Japanese fashion icons on display in London

14th October 2010, Comments 0 comments

Rarely seen outfits by some of Japan's most influential designers, from Issey Miyake and Yohji Yamamoto to the fashion labels dressing Tokyo's coolest kids, go on dispay at a new exhibition Friday.

"Future Beauty: 30 Years of Japanese Fashion" at the Barbican looks at the design culture which took Paris by storm in 1981 and went on to infuse the whole industry with its mix of confident, playful, beautifully-crafted work.

"These designers have a huge legacy and you can see their ideas throughout the fashion world," Barbican curator Catherine Ince told AFP.

"Their work is deeply engaging on all sorts of levels -- there is beautiful craftsmanship, it's full of ideas... it's akin to art."

The exhibition features more than 100 women's outfits, many of them unique specimens held at the Kyoto Costume Institute, which is not open to the public. The institute sent its director Akiko Fukai to help curate the show.

Among the collections is the latest project by Miyake -- striking and sexy dresses and skirts in a fabric made of recycled plastic which are sold packed flat and then pop open into highly structured 3D clothes.

A room is also dedicated to Yamamoto, including a strapless striped dress with the skirt contorted into waves, and black shoes with three white stripes he designed for sportswear label Adidas, displayed with matching trousers and jacket.

Although Miyake, Yamamoto and Rei Kawakubo -- founder of Comme des Garcons fashion label -- were internationally known in the 1970s, it was in the Paris collections in 1981 that Japanese fashion really took the world by storm.

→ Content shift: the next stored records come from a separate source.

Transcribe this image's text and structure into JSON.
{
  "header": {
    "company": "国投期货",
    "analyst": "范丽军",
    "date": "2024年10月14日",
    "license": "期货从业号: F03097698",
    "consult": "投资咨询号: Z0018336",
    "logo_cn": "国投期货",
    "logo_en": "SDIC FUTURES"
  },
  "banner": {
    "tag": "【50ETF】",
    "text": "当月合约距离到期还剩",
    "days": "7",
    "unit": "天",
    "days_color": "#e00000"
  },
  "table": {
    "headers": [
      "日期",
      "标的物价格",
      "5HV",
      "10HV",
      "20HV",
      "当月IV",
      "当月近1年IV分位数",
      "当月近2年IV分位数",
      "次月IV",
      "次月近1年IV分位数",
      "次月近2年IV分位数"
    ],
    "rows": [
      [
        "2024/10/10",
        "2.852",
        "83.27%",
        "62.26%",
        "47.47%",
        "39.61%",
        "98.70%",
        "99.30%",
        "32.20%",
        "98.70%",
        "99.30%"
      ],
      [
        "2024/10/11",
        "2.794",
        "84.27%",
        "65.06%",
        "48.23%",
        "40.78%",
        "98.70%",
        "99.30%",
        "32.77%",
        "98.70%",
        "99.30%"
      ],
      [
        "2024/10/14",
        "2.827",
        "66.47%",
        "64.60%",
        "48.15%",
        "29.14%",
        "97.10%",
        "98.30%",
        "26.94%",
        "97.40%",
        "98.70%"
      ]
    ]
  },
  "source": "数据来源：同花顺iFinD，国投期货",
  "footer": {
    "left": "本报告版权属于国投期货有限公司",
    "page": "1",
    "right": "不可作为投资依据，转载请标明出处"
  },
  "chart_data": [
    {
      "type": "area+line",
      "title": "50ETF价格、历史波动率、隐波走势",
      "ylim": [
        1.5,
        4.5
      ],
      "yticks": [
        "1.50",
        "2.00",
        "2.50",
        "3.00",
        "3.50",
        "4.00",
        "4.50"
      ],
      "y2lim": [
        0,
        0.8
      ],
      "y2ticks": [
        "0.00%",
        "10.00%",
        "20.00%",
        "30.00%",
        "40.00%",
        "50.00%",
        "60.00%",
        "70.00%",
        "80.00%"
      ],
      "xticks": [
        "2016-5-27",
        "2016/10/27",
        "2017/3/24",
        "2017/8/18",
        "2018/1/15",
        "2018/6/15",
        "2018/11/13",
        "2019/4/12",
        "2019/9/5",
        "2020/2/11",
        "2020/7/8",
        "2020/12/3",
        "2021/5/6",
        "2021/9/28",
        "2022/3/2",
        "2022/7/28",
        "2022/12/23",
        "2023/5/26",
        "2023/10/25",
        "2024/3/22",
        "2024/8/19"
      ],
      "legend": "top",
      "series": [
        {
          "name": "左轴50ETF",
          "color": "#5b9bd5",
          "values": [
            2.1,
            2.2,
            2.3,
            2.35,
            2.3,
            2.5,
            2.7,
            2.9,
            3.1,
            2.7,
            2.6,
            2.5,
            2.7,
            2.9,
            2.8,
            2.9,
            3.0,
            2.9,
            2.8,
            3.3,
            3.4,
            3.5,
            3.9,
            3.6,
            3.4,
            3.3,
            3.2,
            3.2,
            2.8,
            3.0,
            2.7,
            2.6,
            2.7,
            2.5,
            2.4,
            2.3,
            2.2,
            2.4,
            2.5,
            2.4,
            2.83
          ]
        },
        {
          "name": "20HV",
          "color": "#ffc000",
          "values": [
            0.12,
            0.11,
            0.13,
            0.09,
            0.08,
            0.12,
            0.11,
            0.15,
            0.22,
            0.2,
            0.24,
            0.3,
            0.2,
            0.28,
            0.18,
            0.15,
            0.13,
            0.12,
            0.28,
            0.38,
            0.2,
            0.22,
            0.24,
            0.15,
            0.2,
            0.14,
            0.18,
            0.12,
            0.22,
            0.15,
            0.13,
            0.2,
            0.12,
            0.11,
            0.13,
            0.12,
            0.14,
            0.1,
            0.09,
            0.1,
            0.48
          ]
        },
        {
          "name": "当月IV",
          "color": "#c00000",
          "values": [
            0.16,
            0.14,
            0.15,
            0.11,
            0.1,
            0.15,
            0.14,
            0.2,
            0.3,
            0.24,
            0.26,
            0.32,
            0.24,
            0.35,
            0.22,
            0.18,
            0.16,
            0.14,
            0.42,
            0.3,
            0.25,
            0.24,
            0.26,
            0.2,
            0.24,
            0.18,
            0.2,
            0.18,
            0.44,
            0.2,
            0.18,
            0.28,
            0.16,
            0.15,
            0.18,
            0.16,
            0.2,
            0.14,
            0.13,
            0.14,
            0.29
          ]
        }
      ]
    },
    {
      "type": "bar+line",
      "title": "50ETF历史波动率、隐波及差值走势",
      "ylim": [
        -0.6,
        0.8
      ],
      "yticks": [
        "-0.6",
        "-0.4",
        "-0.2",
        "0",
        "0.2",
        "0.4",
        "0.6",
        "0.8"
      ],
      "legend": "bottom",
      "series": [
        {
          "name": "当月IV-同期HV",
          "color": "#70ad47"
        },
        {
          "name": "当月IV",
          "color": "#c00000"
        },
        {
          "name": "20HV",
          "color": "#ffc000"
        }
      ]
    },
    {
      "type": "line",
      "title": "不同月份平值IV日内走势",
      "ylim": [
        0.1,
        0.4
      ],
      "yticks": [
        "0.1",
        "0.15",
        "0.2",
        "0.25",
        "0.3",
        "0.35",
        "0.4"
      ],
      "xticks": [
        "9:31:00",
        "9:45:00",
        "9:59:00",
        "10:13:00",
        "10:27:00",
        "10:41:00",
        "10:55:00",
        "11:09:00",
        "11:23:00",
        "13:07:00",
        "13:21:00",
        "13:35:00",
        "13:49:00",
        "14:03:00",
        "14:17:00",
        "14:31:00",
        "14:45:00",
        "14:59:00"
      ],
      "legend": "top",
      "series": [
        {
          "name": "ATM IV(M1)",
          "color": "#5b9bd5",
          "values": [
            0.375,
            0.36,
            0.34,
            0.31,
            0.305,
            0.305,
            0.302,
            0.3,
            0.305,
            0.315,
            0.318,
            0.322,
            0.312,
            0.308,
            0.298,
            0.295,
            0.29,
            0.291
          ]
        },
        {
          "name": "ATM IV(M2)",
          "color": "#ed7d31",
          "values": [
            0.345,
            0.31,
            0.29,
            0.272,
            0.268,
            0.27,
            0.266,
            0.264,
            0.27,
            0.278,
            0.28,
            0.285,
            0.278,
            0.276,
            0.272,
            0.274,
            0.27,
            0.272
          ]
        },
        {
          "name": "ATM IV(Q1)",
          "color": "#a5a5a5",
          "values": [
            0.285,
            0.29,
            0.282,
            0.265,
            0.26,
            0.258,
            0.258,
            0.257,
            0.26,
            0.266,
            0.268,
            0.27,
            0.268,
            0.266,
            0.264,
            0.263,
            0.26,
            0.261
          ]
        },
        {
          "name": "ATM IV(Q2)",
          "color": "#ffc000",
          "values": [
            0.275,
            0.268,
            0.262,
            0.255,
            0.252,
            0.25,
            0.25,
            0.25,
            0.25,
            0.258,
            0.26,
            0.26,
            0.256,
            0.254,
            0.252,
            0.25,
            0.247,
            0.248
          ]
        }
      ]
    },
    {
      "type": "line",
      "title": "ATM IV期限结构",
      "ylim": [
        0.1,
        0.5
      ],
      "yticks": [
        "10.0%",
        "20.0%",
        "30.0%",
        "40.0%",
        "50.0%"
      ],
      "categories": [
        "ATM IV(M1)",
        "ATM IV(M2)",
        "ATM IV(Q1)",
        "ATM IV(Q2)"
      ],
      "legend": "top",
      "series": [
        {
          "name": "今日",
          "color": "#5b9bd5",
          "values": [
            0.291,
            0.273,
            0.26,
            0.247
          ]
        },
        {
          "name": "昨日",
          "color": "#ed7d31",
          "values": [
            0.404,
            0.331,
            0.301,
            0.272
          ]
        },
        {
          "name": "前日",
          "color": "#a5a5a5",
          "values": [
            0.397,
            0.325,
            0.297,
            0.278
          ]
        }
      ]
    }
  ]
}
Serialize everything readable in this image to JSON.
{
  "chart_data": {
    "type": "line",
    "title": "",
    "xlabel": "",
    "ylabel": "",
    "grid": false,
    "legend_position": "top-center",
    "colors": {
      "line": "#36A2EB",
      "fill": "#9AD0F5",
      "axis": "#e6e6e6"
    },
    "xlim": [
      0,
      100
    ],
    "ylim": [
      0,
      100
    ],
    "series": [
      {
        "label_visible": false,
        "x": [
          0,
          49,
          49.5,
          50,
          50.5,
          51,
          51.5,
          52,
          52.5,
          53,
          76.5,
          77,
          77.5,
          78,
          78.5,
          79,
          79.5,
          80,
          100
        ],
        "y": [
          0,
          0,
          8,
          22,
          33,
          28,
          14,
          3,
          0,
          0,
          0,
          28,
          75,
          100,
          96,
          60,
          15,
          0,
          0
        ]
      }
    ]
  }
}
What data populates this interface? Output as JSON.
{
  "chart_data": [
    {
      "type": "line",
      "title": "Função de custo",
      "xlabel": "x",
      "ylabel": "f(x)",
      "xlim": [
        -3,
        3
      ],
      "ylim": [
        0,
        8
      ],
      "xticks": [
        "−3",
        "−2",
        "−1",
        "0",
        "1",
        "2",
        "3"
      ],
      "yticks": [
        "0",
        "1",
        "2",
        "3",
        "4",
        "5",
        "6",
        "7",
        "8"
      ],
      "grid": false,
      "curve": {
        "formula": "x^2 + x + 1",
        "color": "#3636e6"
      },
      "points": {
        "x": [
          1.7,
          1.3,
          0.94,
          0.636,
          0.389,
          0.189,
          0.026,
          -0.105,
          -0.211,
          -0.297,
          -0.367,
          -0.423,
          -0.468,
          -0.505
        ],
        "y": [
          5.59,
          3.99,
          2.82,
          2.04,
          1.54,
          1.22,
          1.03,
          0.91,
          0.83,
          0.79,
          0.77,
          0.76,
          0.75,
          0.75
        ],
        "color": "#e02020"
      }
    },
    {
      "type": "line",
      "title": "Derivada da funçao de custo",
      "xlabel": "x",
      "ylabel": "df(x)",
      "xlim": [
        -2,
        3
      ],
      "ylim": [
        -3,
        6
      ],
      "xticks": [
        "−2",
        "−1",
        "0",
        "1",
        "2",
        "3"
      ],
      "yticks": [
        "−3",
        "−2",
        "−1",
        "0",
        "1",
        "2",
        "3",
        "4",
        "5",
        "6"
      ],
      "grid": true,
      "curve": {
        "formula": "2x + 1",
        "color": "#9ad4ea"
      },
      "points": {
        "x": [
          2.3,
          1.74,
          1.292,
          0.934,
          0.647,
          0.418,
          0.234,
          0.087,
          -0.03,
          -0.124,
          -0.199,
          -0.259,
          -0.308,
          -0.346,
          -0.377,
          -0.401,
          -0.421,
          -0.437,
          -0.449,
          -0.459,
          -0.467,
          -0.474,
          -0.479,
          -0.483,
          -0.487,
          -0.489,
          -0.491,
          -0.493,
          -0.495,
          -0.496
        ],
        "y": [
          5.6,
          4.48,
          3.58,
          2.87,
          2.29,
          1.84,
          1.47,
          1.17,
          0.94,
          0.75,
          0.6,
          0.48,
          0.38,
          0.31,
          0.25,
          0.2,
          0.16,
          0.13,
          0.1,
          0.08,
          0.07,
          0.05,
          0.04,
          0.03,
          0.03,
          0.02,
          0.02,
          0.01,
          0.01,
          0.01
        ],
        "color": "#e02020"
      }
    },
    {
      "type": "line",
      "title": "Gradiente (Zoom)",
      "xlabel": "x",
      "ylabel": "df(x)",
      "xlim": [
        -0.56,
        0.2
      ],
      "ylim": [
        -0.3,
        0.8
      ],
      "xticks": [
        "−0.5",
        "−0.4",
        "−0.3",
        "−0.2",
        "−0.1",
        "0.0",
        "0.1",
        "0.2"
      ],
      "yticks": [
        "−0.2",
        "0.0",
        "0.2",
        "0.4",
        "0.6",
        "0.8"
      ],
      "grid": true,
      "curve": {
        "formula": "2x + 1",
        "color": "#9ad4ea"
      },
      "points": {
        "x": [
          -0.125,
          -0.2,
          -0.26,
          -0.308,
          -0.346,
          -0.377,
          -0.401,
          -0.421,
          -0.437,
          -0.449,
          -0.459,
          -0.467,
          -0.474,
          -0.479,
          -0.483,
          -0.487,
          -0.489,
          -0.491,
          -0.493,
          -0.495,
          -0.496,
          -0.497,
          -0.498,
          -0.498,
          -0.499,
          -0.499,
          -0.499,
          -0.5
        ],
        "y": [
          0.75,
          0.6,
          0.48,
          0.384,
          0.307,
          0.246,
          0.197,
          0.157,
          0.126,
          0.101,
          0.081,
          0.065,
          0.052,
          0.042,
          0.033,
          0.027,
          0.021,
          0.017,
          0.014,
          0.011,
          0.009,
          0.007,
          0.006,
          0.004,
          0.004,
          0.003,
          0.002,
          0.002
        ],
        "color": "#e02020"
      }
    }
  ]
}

Twelve Japanese designers showed that season -- more than ten percent of the collections -- and they shocked commentators by eschewing the then trend for tight-fitting, brightly coloured outfits in favour of black and white outfits in loose-fitting styles.

"A lot of the journalists at the time were very shocked by what they saw -- they saw these sort of dishevelled, raggy dresses, there was quite a xenophobic response... but buyers really embraced their work," Ince said.

Although subsequent designs embraced colour, they continued to stand out with their innovation and sense of fun.

Kawakubo became a favourite of the late British designer Alexander McQueen, among others -- he cited her as "the one person who made him feel he could do anything", Ince said.

One halterneck dress designed by Jun Takahashi is covered by what appear to be red frills. On closer inspection, they are revealed to be hundreds of skull and crossbones cut out and stitched together.

Meanwhile a red outfit by Hiroaki Ohya was created as a book that folded out into a concertina that was wrapped around the body as a skirt and top.

The exhibition also explores what the curators called "cool Japan", or the streetstyle developed by Tokyo's youth, which includes Hello Kitty and Astro Boy manga characters on clothes by Ohya and Zucca.

And it looks ahead to the work of a new generation of designers, from Chitose Abe -- who trained at Comme des Garcons -- and Kazuaki Takashima and Tamae Hirokawa -- who worked under Miyake.

The exhibition runs from October 15 to February 6, 2011.